A distribution of inherent stress wherein the resultant load stress in the most highly loaded cross-section of the finished spring never reaches the compression or tension flow threshold at any point in the cross-section and a critical tension of 200 N/mm.sup.2 is never exceeded in the marginal area near the surface.
There are two major methods of intentionally affecting inherent stresses in springs at the state of the art, specifically setting and ball bombardment. They modify the inherent-stress distribution primarily in a specific cross-sectional areas associated with the particular method. Setting, or plasticizing, means the initial subjection to load of a spring once shaped and treated whereby the material's flow threshold is exceeded in some areas of the spring's cross-section in accordance with the type of spring and stress.
The ratio between the plasticized cross-sectional area and the overall cross-section is called the degree P of plasticization. It dictates in conjunction with the material-specific flow threshold the level and distribution of the inherent stresses induced by the setting operation.
Locally demarcated alteration of the flow threshold provoked by the prescription for a specific gradient of strength or temperature in the spring's cross-section during the setting operation can accordingly be used to modify both the level and distribution of inherent stress in the sense of optimization.
Whereas the inherent stresses are subjected to directional modifications over the total cross-section depending on the type of stress, monaxial during bending or biaxial during torsion, and on the direction of stress, specifically tension or compression, during setting, the area affected by ball bombardment is essentially restricted to the marginal areas near the surface, whereby an orthogonal distribution of stress is produced in the outer layer independent of the type of spring or stress.

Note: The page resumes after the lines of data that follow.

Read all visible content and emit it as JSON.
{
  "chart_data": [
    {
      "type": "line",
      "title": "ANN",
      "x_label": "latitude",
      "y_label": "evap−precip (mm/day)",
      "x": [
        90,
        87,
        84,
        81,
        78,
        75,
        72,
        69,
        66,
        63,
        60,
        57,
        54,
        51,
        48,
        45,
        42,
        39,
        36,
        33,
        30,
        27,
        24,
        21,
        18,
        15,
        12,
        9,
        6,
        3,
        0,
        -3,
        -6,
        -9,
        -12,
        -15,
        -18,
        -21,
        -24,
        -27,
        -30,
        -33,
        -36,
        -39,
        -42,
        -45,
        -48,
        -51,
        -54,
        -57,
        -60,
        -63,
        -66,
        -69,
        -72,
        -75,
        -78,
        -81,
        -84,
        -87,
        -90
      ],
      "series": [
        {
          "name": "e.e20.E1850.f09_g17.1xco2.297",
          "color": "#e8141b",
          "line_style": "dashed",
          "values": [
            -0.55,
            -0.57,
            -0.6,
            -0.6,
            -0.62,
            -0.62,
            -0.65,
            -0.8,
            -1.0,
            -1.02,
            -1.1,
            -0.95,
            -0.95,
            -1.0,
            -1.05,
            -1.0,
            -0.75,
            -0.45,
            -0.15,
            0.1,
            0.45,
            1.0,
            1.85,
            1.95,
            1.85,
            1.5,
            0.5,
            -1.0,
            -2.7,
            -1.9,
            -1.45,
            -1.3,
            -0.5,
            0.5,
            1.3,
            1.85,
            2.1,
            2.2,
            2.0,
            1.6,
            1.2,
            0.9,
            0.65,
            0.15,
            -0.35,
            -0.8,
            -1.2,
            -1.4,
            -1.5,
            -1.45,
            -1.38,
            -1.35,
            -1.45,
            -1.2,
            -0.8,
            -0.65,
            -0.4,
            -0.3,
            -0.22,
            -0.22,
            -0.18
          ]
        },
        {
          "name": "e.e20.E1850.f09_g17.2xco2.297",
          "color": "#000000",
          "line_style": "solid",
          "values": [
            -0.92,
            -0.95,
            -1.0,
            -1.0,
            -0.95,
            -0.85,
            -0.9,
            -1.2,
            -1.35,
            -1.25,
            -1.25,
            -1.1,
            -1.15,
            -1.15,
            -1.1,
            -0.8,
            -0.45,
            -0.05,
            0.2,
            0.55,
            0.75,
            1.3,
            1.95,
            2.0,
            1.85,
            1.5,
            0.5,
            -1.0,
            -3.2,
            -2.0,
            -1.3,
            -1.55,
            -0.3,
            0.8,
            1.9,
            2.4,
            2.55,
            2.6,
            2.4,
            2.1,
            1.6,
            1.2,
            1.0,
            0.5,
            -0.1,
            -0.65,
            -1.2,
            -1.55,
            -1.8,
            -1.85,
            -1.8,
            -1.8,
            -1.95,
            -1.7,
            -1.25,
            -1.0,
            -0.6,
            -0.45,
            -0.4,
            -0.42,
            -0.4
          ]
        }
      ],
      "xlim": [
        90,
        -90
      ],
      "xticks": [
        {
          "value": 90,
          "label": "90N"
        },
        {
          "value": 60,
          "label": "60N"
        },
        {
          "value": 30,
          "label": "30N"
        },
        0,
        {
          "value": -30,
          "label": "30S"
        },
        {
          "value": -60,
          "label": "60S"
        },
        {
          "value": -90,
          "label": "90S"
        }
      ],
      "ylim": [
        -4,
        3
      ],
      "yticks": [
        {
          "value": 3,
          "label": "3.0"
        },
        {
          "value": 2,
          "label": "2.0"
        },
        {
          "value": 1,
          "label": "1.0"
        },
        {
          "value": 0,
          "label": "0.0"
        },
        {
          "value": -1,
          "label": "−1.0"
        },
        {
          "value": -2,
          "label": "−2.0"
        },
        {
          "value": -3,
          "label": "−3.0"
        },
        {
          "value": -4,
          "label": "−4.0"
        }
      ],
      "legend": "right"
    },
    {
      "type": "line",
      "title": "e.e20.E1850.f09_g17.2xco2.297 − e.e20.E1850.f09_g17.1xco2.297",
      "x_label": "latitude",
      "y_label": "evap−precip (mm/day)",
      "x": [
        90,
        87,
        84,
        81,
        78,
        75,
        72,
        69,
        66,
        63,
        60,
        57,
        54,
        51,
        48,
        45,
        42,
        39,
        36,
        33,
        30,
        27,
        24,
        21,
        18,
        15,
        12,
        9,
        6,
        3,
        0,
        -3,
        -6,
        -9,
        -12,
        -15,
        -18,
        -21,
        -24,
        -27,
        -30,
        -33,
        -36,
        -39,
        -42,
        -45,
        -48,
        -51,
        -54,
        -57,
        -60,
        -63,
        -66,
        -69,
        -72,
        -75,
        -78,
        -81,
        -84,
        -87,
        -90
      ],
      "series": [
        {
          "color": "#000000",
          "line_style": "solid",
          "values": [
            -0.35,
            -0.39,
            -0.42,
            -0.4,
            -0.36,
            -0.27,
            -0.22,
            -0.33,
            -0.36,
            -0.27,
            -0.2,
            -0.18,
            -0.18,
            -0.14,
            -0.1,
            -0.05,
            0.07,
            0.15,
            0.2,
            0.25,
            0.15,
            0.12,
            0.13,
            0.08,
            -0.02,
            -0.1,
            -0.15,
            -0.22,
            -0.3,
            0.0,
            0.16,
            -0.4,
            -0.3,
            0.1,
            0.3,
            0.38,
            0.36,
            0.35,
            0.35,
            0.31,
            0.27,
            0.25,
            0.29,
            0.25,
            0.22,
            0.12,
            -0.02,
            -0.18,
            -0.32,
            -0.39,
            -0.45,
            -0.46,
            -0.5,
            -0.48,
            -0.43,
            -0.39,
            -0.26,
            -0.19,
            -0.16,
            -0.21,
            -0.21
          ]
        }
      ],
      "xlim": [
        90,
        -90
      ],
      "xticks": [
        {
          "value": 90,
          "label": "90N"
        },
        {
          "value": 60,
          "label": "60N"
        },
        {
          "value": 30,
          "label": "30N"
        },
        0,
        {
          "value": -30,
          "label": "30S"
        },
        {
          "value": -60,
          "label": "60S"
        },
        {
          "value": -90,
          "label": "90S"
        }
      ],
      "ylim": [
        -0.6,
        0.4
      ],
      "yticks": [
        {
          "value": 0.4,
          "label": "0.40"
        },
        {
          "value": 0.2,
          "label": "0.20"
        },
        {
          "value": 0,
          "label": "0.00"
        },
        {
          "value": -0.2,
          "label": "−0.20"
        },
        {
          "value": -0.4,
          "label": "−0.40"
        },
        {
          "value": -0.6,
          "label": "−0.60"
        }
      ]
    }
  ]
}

U.S. Pat. No. 2,608,752 describes, with a single-leaf spring as an example, a method whereby the tension side of the spring is stressed (60-100% R.sub.e) and bombarded with balls. The method has been introduced into practice as "stressed bombardment", and many versions are now being employed worldwide for single-leaf and parabolic springs.
Machinery and devices for bombarding leaf springs and various versions of the method are described in U.S. Pat. No. 3,094,768 and GB Patent 959 801.
An alternative to stressed bombardment that achieves a similar effect without the drawback of relatively major distortion is the bombardment method described in U.S. Pat. No. 3,205,556, whereby leaf springs are bombarded with balls while unloaded (without being tensioned that is) but at high temperatures (150.degree.-350.degree. C.). This "heated bombardment" has not as yet been successful in practice. One reason is that recent developments make it possible to compensate for the more severe distortions that accompany stressed bombardment simply by modifying the bending tool. Another is that heated bombardment does not as a rule extend the life of the spring to that extent that stressed bombardment does.
Common to all the publications hereintofore cited is that the fields of application they describe by way of example strictly relate to leaf springs that are essentially stressed monaxially.
Valid predictions as to life extension cannot, especially considering the sequence of individual operations in conjunction with optimization of the inherent-stress distribution, be applied to torsionally stressed springs without taking the essentially biaxial stress into consideration.
Setting followed by bombardment of helical compression springs, however, is known from the 1987 Hoesch Hohenlimburg AG publication "Warmgeformte Federn".